Le Commandement Sud des États-Unis (SOUTHCOM) a rapporté sur le réseau social X que cette action visait des personnes soupçonnées de narcoterrorisme, révélant ainsi l'intensité de l'engagement américain face à ce fléau. Ils ont également précisé avoir immédiatement informé les garde-côtes américains pour organiser une opération de sauvetage pour les survivants.
Cette opération, dénommée Southern Spear, a été critiquée par des experts, des ONG, et même des responsables de l'ONU, qui dénoncent des violations des droits humains et la survenance d'exécutions extrajudiciaires. Comme le souligne le site Le Monde, l'administration Trump n'a pas apporté de preuves concrètes que les vaisseaux ciblés étaient réellement impliqués dans le trafic de drogue.
Les modalités de l'opération
SOUTHCOM a déclaré que le vaisseau visé était géré par des organisations qualifiées de terroristes, naviguant sur des itinéraires de narcotrafic connus. Une vidéo diffusée avec cette annonce montre des scènes de chaos et de destruction, sans aucune apparition de survivants.

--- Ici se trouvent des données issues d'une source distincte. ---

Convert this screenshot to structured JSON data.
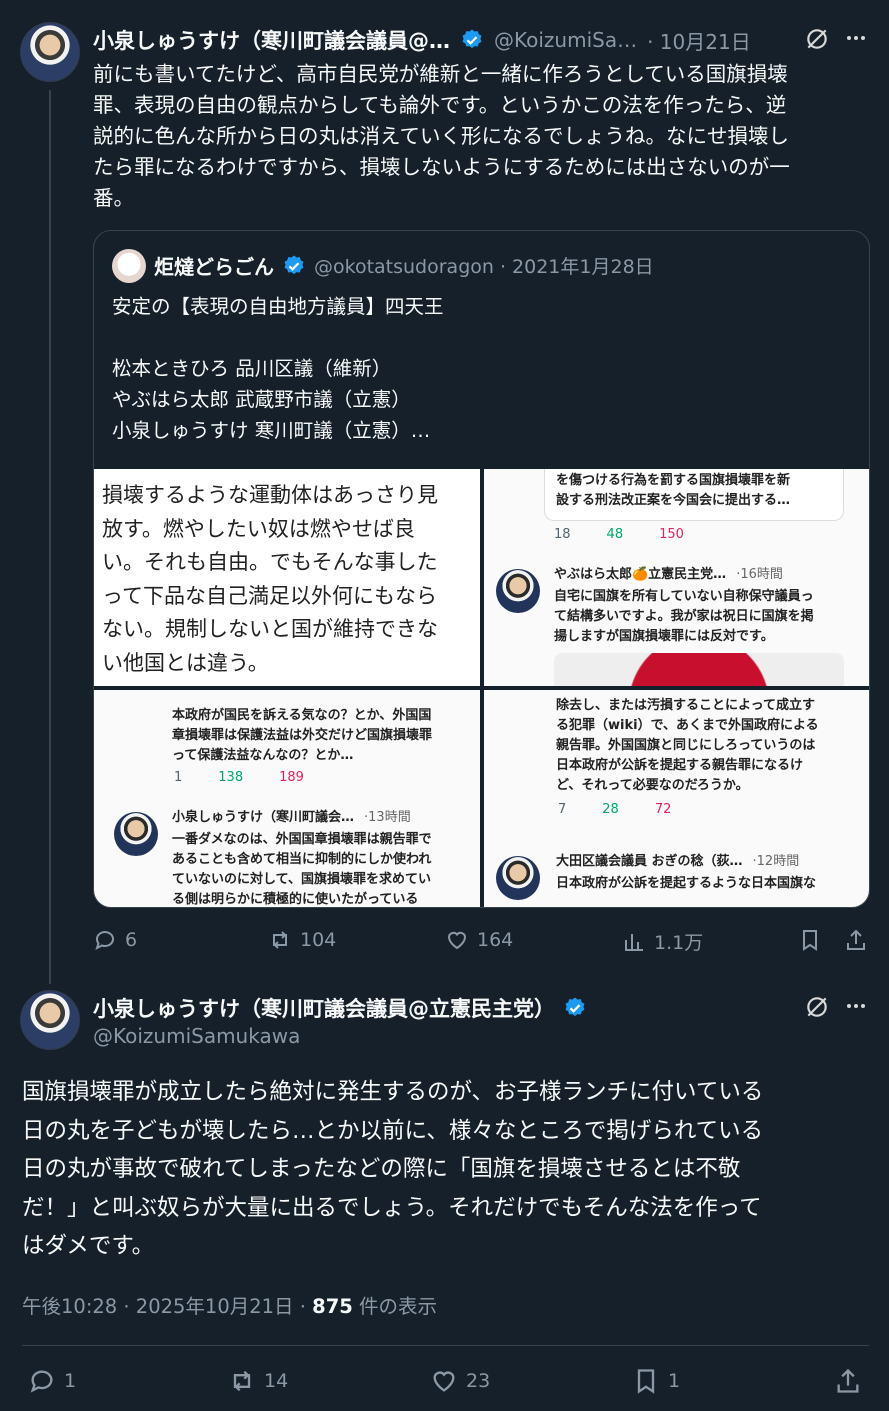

Pourtant, plusieurs médias américains ont rapporté qu'une enquête interne devrait examiner la légalité de ces frappes, notamment les protocoles de ciblage approuvés. Selon NBC, cette enquête pourrait comprendre la révision des pratiques et des décisions prises avant chaque attaque. Cette situation soulève des questions essentielles concernant la transparence et la responsabilité des opérations militaires à l'étranger.